Paycheck to paycheck implies precarity, yet now, more than 20% of people earning over $250,000 say they’re living paycheck to paycheck but are comfortable. Other assessments of who is living paycheck to paycheck have found different, and often smaller, shares of the population and, in particular, the high-income population living that way, New York Times columnist Peter Coy wrote last summer. He cites a Bank of America Institute report arguing that high discretionary spending across incomes “tends to imply that while some people may be living paycheck to paycheck, they may still have scope to reduce their discretionary spending if they need to.”
No kidding. Yet the definition of paycheck to paycheck that encompasses people raking in hundreds of thousands of dollars a year and spending it on Teslas and investments is clearly taking over in the personal finance press. In other words, the term has been redefined into uselessness—and that’s dangerous. Writing up the trials and travails of high-income people struggling to pay a big mortgage and private school tuition is a common way to argue against tax increases on the highest-earning 3% of households. Similarly, the claim that a significant percentage of high-earners are living paycheck to paycheck was used to propel the idea that inflation was so serious that even people making hundreds of thousands of dollars were feeling the sting.

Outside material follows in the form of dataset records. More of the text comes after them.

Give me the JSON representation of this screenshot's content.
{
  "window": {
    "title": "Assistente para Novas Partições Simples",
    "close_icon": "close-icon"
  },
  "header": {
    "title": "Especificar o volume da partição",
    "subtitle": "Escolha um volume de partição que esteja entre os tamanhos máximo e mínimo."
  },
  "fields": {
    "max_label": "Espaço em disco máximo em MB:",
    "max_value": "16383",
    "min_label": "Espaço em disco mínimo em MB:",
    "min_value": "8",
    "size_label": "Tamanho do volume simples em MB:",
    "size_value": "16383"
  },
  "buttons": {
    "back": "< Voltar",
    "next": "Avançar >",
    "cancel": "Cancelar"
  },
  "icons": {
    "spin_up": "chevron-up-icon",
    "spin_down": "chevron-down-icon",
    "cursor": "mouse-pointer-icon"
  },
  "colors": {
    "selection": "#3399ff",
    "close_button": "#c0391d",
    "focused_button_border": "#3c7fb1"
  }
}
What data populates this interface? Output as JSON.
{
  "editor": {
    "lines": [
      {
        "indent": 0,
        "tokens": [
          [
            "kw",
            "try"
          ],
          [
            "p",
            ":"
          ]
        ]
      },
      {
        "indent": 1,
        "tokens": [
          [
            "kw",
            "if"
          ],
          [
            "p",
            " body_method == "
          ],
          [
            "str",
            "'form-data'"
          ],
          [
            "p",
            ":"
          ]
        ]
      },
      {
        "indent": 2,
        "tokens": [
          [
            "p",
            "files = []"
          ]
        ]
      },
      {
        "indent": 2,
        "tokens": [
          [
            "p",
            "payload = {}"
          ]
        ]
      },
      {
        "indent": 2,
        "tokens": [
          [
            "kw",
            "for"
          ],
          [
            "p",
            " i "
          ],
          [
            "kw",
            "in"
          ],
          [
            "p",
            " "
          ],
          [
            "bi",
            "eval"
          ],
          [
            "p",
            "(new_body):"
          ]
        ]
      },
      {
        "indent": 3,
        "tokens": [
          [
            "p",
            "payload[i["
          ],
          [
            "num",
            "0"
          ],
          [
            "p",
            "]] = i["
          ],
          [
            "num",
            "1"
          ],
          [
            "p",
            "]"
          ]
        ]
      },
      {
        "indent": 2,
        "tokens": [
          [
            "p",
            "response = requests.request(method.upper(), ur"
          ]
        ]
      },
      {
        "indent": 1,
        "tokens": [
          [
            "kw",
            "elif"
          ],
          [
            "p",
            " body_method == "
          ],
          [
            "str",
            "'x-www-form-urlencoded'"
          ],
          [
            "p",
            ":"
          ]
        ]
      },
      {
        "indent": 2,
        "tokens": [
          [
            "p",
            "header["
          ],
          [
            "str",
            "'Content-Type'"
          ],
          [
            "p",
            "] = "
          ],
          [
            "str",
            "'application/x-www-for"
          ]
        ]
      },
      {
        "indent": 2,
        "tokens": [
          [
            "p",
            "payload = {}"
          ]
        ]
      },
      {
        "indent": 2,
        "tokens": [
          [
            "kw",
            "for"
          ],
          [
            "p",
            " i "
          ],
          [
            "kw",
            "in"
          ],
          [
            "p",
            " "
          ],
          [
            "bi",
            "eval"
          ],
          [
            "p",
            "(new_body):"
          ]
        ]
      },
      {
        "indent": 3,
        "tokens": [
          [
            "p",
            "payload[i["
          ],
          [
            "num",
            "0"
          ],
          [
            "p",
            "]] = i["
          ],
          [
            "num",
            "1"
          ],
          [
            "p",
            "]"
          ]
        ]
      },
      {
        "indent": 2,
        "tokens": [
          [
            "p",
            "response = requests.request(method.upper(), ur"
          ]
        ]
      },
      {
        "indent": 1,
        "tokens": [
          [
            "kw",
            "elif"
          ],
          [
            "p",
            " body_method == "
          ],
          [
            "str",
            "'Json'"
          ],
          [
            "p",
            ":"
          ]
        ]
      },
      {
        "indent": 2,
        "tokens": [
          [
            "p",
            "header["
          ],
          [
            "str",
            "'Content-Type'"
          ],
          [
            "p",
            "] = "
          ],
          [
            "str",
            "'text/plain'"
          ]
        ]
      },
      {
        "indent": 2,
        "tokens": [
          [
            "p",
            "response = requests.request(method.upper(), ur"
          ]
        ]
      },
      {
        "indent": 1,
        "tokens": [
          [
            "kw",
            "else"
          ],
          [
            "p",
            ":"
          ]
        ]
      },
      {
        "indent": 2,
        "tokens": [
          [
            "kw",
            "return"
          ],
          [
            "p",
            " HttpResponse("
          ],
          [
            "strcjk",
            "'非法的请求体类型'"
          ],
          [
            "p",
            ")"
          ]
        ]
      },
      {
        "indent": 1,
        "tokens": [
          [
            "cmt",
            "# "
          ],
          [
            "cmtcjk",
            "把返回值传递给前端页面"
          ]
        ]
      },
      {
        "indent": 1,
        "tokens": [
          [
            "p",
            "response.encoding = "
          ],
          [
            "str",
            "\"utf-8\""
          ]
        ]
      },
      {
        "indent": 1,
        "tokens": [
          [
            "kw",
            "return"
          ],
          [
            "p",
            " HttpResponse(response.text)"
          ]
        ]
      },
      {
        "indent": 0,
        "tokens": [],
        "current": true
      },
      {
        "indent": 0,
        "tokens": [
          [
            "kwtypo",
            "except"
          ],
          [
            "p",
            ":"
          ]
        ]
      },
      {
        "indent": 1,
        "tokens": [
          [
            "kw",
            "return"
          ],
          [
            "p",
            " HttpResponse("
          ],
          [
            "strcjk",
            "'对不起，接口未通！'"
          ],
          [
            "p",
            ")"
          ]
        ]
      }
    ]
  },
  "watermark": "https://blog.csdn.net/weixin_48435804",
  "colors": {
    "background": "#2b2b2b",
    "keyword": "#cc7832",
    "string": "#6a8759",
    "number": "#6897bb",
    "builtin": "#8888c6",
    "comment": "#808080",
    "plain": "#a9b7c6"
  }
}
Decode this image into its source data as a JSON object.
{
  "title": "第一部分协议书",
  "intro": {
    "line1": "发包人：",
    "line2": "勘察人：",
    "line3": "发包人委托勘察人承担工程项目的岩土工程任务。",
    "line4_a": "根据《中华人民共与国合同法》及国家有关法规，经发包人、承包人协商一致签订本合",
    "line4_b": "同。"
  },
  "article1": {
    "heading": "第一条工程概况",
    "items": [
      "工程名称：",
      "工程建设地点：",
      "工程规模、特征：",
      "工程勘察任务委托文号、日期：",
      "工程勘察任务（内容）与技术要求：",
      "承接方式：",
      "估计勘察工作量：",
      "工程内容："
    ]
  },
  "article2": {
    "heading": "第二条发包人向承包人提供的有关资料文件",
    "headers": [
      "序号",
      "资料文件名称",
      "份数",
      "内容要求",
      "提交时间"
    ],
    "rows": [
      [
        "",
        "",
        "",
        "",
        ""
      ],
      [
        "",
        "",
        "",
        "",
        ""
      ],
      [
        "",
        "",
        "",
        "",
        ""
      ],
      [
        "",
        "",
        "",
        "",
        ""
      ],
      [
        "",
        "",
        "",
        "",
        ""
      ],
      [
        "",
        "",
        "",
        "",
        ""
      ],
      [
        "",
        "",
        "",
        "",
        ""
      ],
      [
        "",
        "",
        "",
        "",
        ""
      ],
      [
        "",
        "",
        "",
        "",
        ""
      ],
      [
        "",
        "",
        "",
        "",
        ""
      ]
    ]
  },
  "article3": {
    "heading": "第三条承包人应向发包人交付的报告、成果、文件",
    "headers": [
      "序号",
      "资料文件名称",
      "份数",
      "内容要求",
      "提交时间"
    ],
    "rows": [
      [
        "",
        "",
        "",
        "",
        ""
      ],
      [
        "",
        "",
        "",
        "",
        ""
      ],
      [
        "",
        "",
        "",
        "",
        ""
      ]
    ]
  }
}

When affluent people are defined as struggling financially, it’s usually bad news for people who are actually struggling financially. Because somehow the answer is never that our government and society should invest in things that would help middle- and working-class families. It’s always something along the lines of depriving government of money to invest in education because paying higher taxes would be too much for people who are already paying private school tuition. And focusing on the alleged financial struggles of the affluent is yet another way the media disappears the very large majority of people with much lower incomes and much larger challenges.